Earl was a private sort of guy who didn't want to be a burden to anyone. He was a wise, tough ole Buckaroo. He even spent a winter in Weiser, Idaho in a tent with a heat stove at a sheep camp when it was -20 to -30 degrees. Once when he was buckarooing, he swam cattle across the Snake River. Another time he decided he wanted to visit a friend, so he crossed the river with his horse in the morning when the water was high and came back in the afternoon to cross it again, which was quite hard on his horse. He was always available to help fellow ranchers with horse shoeing, roping, branding, or shearing. He taught his children about how to care for sheep. He was also fond of cowboy poetry and good old time country-western music. He was always defending the right in the local and national politics in his own way. He loved his children unconditionally. His grandchildren, Adam Lee and Marcus Ray meant a lot to him. He finally got to meet his great grandson on the last day of his life.

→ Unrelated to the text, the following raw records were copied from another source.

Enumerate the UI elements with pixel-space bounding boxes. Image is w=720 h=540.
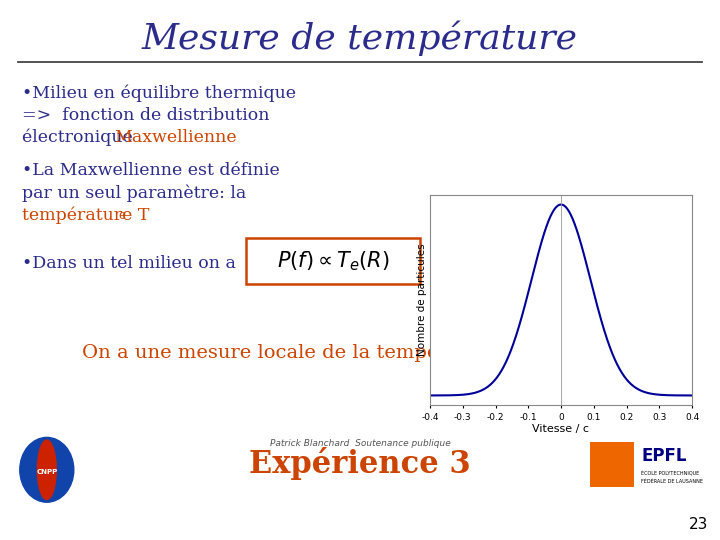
- Text: CNPP: CNPP: [36, 469, 58, 476]
- Text: par un seul paramètre: la: par un seul paramètre: la: [22, 184, 246, 201]
- Text: e: e: [118, 209, 125, 222]
- Text: Patrick Blanchard  Soutenance publique: Patrick Blanchard Soutenance publique: [269, 440, 451, 449]
- Text: ÉCOLE POLYTECHNIQUE: ÉCOLE POLYTECHNIQUE: [641, 470, 699, 475]
- FancyBboxPatch shape: [246, 238, 420, 284]
- Text: Expérience 3: Expérience 3: [249, 448, 471, 481]
- Ellipse shape: [19, 437, 74, 502]
- Text: $P(f) \propto T_e(R)$: $P(f) \propto T_e(R)$: [276, 249, 390, 273]
- Text: EPFL: EPFL: [641, 447, 687, 465]
- Ellipse shape: [37, 440, 56, 500]
- Text: température T: température T: [22, 206, 149, 224]
- Text: •La Maxwellienne est définie: •La Maxwellienne est définie: [22, 162, 280, 179]
- X-axis label: Vitesse / c: Vitesse / c: [533, 424, 590, 434]
- Text: Mesure de température: Mesure de température: [142, 20, 578, 56]
- FancyBboxPatch shape: [590, 442, 634, 487]
- Text: Maxwellienne: Maxwellienne: [114, 129, 237, 146]
- Text: •Dans un tel milieu on a: •Dans un tel milieu on a: [22, 255, 236, 272]
- Text: FÉDÉRALE DE LAUSANNE: FÉDÉRALE DE LAUSANNE: [641, 480, 703, 484]
- Text: 23: 23: [688, 517, 708, 532]
- Text: •Milieu en équilibre thermique: •Milieu en équilibre thermique: [22, 85, 296, 103]
- Text: électronique: électronique: [22, 129, 138, 146]
- Y-axis label: Nombre de particules: Nombre de particules: [417, 244, 427, 356]
- Text: =>  fonction de distribution: => fonction de distribution: [22, 107, 269, 124]
- Text: On a une mesure locale de la température des électrons: On a une mesure locale de la température…: [81, 342, 639, 362]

Because of health reasons, Bearpaw came to live with his daughter, Kay, for six months in 2011. He had decided to move to Wyoming this spring, but was only able to be here a week before his death.

He was preceded in death by his parents; sons Bryan Harold and Carson Ray; brothers, David, Louie and Virgil.

Survivors include his daughter, Kay (Blaine) Beall of Worland, grandsons, Adam Beall of Worland and Marcus (Erin) Beall of Casper, Wyoming; great-grandson, Logan Ray Beall of Casper.

A private family service will be held in September in Midvale, Idaho. Memorial donations may be made to the American Kidney Foundation in care of Bryant Funeral Home, PO Box 524, Worland, WY 82401. Online condolences may be made at www.bryantfuneralhomeonline.com.